There's a chalk and cheese behaviour wherein some with a technology mode or a client mode or process mode… My question is if the private capex were to come, and if you had to take a bet, would you take a bet on those qualities and since the valuation parameter comes third, would that be your preference or would you look at the valuations because some of these are also not doing bad work?
Swanand Kelkar: I agree. So when it comes to valuation, we ran this analysis some time ago that almost a third of India's top 100 stocks, were trading at more than 40 times multiple for one year forward, that number might have gone up as well now. This 40 times one year forward is a number where we kind of had our hands start shaking as investors, when we are not very used to it.

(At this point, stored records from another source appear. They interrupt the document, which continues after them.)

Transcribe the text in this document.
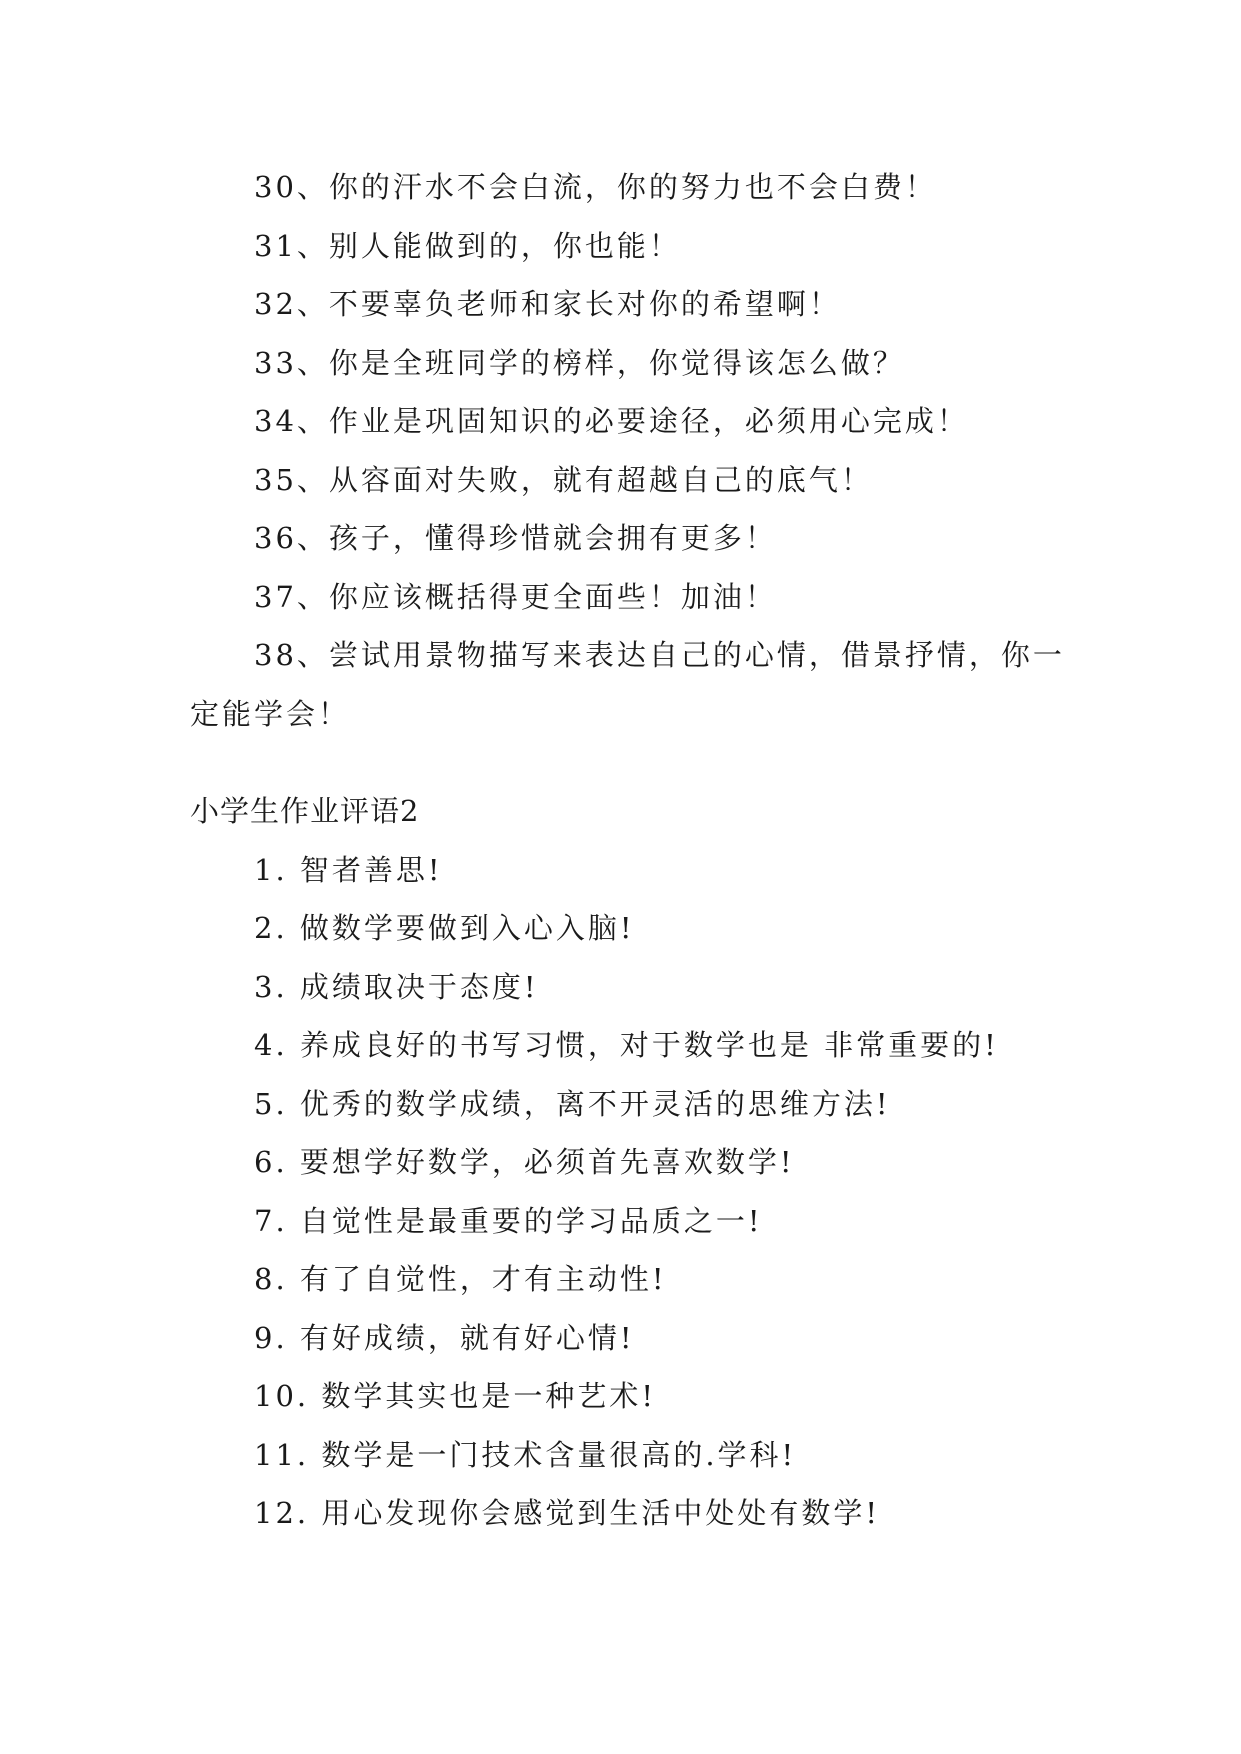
30、你的汗水不会白流，你的努力也不会白费！

31、别人能做到的，你也能！

32、不要辜负老师和家长对你的希望啊！

33、你是全班同学的榜样，你觉得该怎么做？

34、作业是巩固知识的必要途径，必须用心完成！

35、从容面对失败，就有超越自己的底气！

36、孩子，懂得珍惜就会拥有更多！

37、你应该概括得更全面些！加油！

38、尝试用景物描写来表达自己的心情，借景抒情，你一定能学会！

小学生作业评语2

1. 智者善思!

2. 做数学要做到入心入脑!

3. 成绩取决于态度!

4. 养成良好的书写习惯，对于数学也是 非常重要的!

5. 优秀的数学成绩，离不开灵活的思维方法!

6. 要想学好数学，必须首先喜欢数学!

7. 自觉性是最重要的学习品质之一!

8. 有了自觉性，才有主动性!

9. 有好成绩，就有好心情!

10. 数学其实也是一种艺术!

11. 数学是一门技术含量很高的.学科!

12. 用心发现你会感觉到生活中处处有数学!
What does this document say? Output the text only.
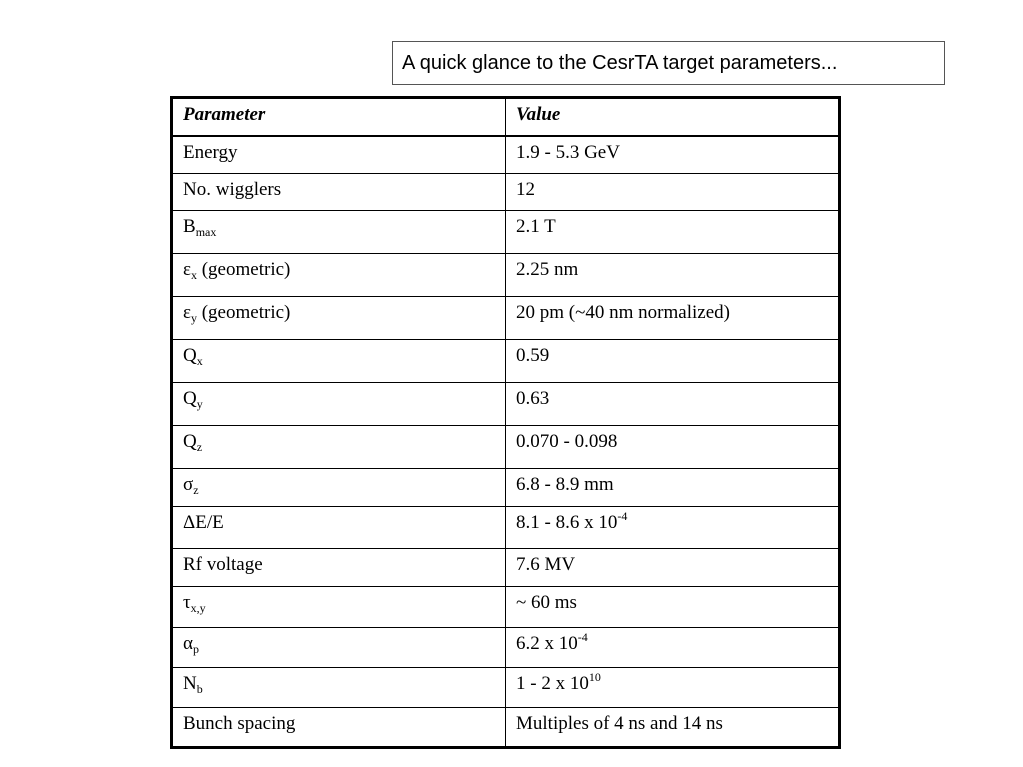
A quick glance to the CesrTA target parameters...
Parameter	Value
Energy	1.9 - 5.3 GeV
No. wigglers	12
$B_{max}$	2.1 T
$\varepsilon_x$ (geometric)	2.25 nm
$\varepsilon_y$ (geometric)	20 pm (~40 nm normalized)
$Q_x$	0.59
$Q_y$	0.63
$Q_z$	0.070 - 0.098
$\sigma_z$	6.8 - 8.9 mm
ΔE/E	8.1 - 8.6 x $10^{-4}$
Rf voltage	7.6 MV
$\tau_{x,y}$	~ 60 ms
$\alpha_p$	6.2 x $10^{-4}$
$N_b$	1 - 2 x $10^{10}$
Bunch spacing	Multiples of 4 ns and 14 ns
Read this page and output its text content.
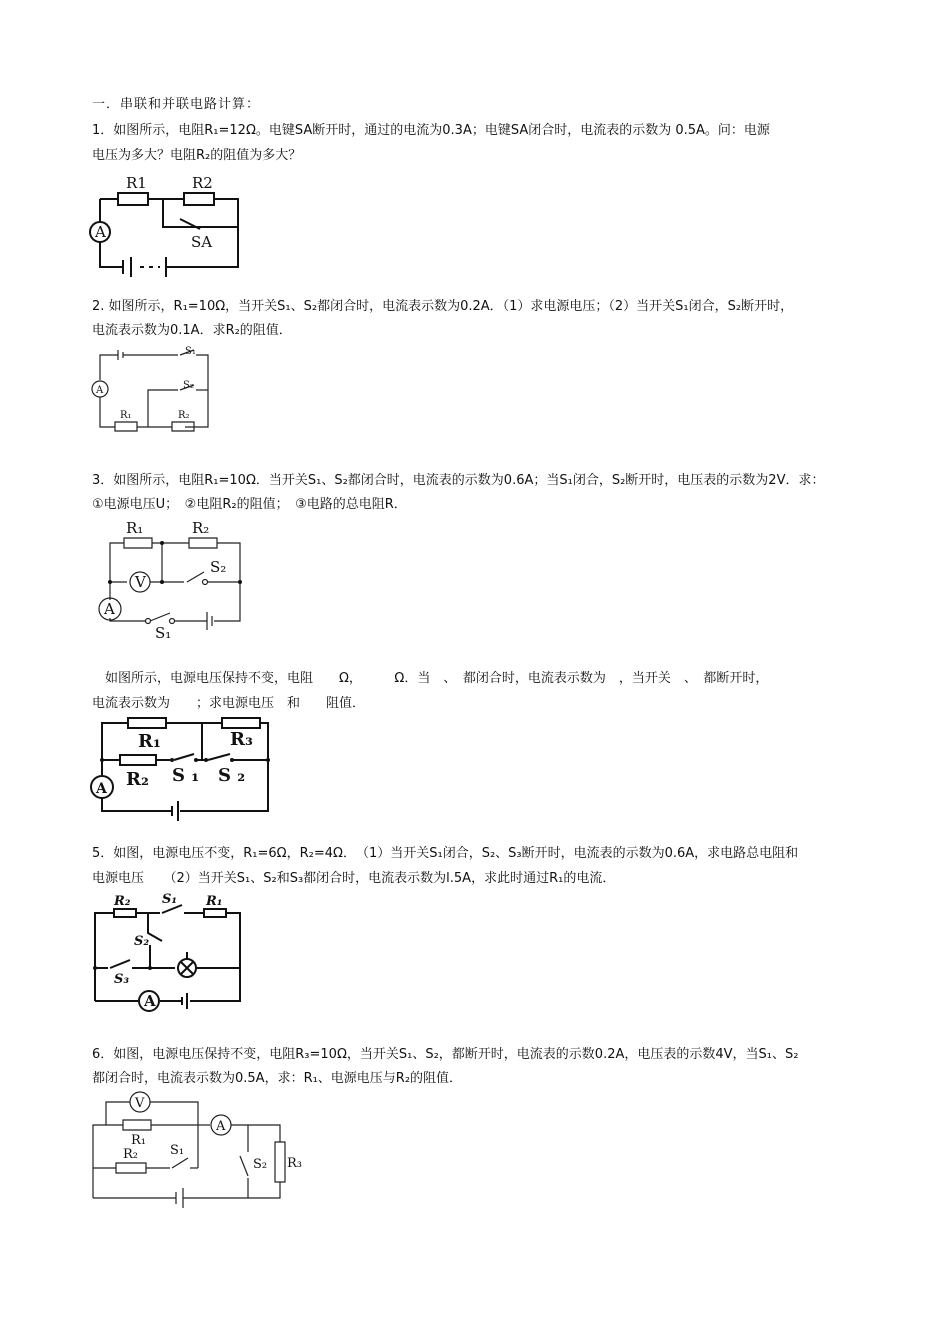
一．串联和并联电路计算：
1．如图所示，电阻R₁=12Ω。电键SA断开时，通过的电流为0.3A；电键SA闭合时，电流表的示数为 0.5A。问：电源
电压为多大？电阻R₂的阻值为多大？
A
R1	R2
SA
2. 如图所示，R₁=10Ω，当开关S₁、S₂都闭合时，电流表示数为0.2A．（1）求电源电压；（2）当开关S₁闭合，S₂断开时，
电流表示数为0.1A．求R₂的阻值．
A
S₁
S₂
R₁	R₂
3．如图所示，电阻R₁=10Ω．当开关S₁、S₂都闭合时，电流表的示数为0.6A；当S₁闭合，S₂断开时，电压表的示数为2V．求：
①电源电压U；　②电阻R₂的阻值；　③电路的总电阻R．
A
V
R₁	R₂
S₂
S₁
　如图所示，电源电压保持不变，电阻　　Ω，　　　Ω．当　、　都闭合时，电流表示数为　，当开关　、　都断开时，
电流表示数为　　；求电源电压　和　　阻值．
A
R₁	R₃
R₂ S ₁ S ₂
5．如图，电源电压不变，R₁=6Ω，R₂=4Ω．　（1）当开关S₁闭合，S₂、S₃断开时，电流表的示数为0.6A，求电路总电阻和
电源电压　　（2）当开关S₁、S₂和S₃都闭合时，电流表示数为l.5A，求此时通过R₁的电流．
A
R₂ S₁ R₁
S₂
S₃
6．如图，电源电压保持不变，电阻R₃=10Ω，当开关S₁、S₂，都断开时，电流表的示数0.2A，电压表的示数4V，当S₁、S₂
都闭合时，电流表示数为0.5A，求：R₁、电源电压与R₂的阻值．
V
A
R₁
R₂ S₁
S₂ R₃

We are not very sometimes as they say read experience sometimes in bull markets is a liability.
So sometimes it happens to us that we have seen some of the same names trade 10-15 P/E and fundamentals have changed . I can understand all the arguments. But that is something that given we have, I wouldn't say a value mindset, but we are at least we are mindful of valuations where we kind of baulk at buying some of these names. That also means that you have to then make a forecast of where you think private capex is picking and where who will be the beneficiaries and we have opted not to do it at this juncture. We own a large EPC company in the portfolio and if you have seen recent results, you will realise that bulk of your orders are coming from overseas and coming from the Middle East and coming from hydrocarbons. So that basically tells you that is widespread private capex that you were expecting to come out at least in the Bellwether companies numbers you're not seeing it. So again, the last time we met in the Alpha Moguls (show), we discuss this. I mean themes and trends are multiple going around at different points in time and some of these themes if they play out they are multi year themes, you're happy to miss out the first couple of quarters of that, but we would rather look at a validation of that theme before getting something into the portfolio.